A couple of issues back, I said in this department that it was past time that we perfectionists either put up or shut up. We have claimed for so long that we could hear things the scientific establishment doubts we can hear, and disagreed so much about what we hear, that so-called subjective testing has lost the last vestiges of its credibility. This has not been helped at all by recent assertions that reproduced sound is fouled by the proximity to equipment or cables of metal, wood, concrete, carpeting and people, nor by claims that interconnecting wires must be dimensioned to within a ridiculous fraction of an inch to avoid total destruction of fidelity. We have even heard a report recently of reproduced sound being "dramatically" improved by the placing of a small container of water beneath the resting position of the stylus, even though the stylus never came near it! This sort of thing raises audio above the level of science into the cloud-nine realm of mysticism, magic and voodoo.

I am not claiming that any of this is impossible. "Impossible" is a very strong word, often freely used these days by people with an overweening desire to be proven wrong. What I am saying is that allegations like these are so hard for a scientific mind to swallow that anyone who makes them without at least offering some sort of proof that they ARE audible lays him- (or her-) self open to ridicule, derision, and out-of-hand dismissal as a full-blown crackpot.

One of the things which makes these claims so hard for a scientifically-trained observer to swallow is the fact that the phenomena do not conform to the inverse-square law which controls all known force phenomena above the subatomic level. The I-S law, to refresh your memory (?!), observes that forces or energies which are not specifically directed (ie, those which act uniformly in all directions) are reduced to one-quarter strength each time the distance from the source is doubled. The law reads like this: Intensity is inversely proportional to the square of the distance. The "law" works for light from a candle, heat from the sun, and sound from an omnidirectional (nondirectional) radiating source. But the proximity phenomena reported by some audiophiles seem consistently to violate the I-S law—another reason why the technically-schooled view them with extreme skepticism.

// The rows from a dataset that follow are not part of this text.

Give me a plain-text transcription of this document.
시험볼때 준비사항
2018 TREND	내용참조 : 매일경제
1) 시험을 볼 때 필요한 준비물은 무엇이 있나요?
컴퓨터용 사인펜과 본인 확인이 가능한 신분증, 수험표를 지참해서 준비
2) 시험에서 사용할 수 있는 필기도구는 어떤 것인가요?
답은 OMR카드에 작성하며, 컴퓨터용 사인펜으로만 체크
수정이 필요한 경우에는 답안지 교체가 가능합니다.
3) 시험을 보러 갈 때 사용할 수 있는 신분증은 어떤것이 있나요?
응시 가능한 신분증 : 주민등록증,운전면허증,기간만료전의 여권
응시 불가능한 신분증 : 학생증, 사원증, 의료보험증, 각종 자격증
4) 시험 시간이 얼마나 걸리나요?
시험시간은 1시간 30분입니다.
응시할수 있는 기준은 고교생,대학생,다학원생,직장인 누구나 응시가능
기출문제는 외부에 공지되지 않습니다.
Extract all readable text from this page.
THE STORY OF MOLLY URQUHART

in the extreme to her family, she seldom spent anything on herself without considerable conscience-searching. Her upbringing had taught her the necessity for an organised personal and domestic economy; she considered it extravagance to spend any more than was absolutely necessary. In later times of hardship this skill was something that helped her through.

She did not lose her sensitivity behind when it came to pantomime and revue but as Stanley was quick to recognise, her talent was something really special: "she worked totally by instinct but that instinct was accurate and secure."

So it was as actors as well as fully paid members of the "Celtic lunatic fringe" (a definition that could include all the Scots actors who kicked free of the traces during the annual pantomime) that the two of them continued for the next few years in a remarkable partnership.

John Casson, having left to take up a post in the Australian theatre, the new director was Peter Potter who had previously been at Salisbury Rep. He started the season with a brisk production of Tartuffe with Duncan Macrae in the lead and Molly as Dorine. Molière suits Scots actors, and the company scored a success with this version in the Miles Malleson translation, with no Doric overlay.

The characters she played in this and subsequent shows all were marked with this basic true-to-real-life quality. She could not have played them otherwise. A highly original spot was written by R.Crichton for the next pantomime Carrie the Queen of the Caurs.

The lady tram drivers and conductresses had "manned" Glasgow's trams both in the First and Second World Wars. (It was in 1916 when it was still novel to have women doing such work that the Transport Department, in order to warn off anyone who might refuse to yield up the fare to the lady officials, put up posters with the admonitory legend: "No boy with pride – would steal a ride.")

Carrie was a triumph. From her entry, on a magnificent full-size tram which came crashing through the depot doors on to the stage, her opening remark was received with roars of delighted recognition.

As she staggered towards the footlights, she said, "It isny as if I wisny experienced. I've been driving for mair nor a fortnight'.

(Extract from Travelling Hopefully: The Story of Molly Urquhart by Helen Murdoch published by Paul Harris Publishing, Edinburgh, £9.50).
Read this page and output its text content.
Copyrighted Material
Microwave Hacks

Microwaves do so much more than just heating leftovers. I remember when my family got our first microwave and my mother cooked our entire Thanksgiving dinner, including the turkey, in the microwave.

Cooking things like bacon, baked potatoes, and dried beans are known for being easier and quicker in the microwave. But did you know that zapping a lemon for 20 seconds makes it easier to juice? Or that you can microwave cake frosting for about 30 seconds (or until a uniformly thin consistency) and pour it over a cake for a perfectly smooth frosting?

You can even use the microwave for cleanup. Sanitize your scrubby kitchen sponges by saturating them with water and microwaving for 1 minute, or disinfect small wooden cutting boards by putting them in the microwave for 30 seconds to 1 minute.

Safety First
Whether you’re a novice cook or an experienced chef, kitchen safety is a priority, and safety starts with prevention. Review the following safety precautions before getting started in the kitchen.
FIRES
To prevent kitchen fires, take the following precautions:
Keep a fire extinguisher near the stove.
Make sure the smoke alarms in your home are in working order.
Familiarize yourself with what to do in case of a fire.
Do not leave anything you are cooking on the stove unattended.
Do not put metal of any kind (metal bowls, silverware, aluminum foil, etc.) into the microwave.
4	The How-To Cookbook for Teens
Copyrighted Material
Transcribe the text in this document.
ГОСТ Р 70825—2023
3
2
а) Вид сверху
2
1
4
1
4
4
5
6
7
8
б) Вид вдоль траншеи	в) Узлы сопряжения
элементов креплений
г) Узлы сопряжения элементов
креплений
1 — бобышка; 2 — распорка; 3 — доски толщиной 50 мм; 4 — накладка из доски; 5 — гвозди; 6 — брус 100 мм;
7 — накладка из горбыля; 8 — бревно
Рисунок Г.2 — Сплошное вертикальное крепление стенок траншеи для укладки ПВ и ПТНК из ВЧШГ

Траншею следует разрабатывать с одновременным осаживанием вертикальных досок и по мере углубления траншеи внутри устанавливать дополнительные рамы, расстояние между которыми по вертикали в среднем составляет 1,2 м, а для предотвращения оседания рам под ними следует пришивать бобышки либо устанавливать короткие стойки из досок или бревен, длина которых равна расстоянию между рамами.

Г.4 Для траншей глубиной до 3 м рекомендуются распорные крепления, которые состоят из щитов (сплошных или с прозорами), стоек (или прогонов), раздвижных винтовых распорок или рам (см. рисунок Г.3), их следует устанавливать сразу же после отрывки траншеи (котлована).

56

Yet there are reported phenomena outside of audio which do not seem to conform neatly to the I-S law either. Mental telepathy seems able to act over vast distances without loss of carrying power, but then telepathy has never been scientifically proven either. Like the mystical tenets of organized religion, it has been proven to the satisfaction of believers but not to the satisfaction of nonbelievers. Few scientists believe in a white-robed, bearded God who sits in heaven to love, judge, and answer prayers, but their stance is rarely one of disbelief, for it is even harder to prove nonexistence the existence. Most are doubters—agnostics—who are not convinced of the truth of either stance. That just about describes where I stand on many of the things certain audiophiles claim to be hearing.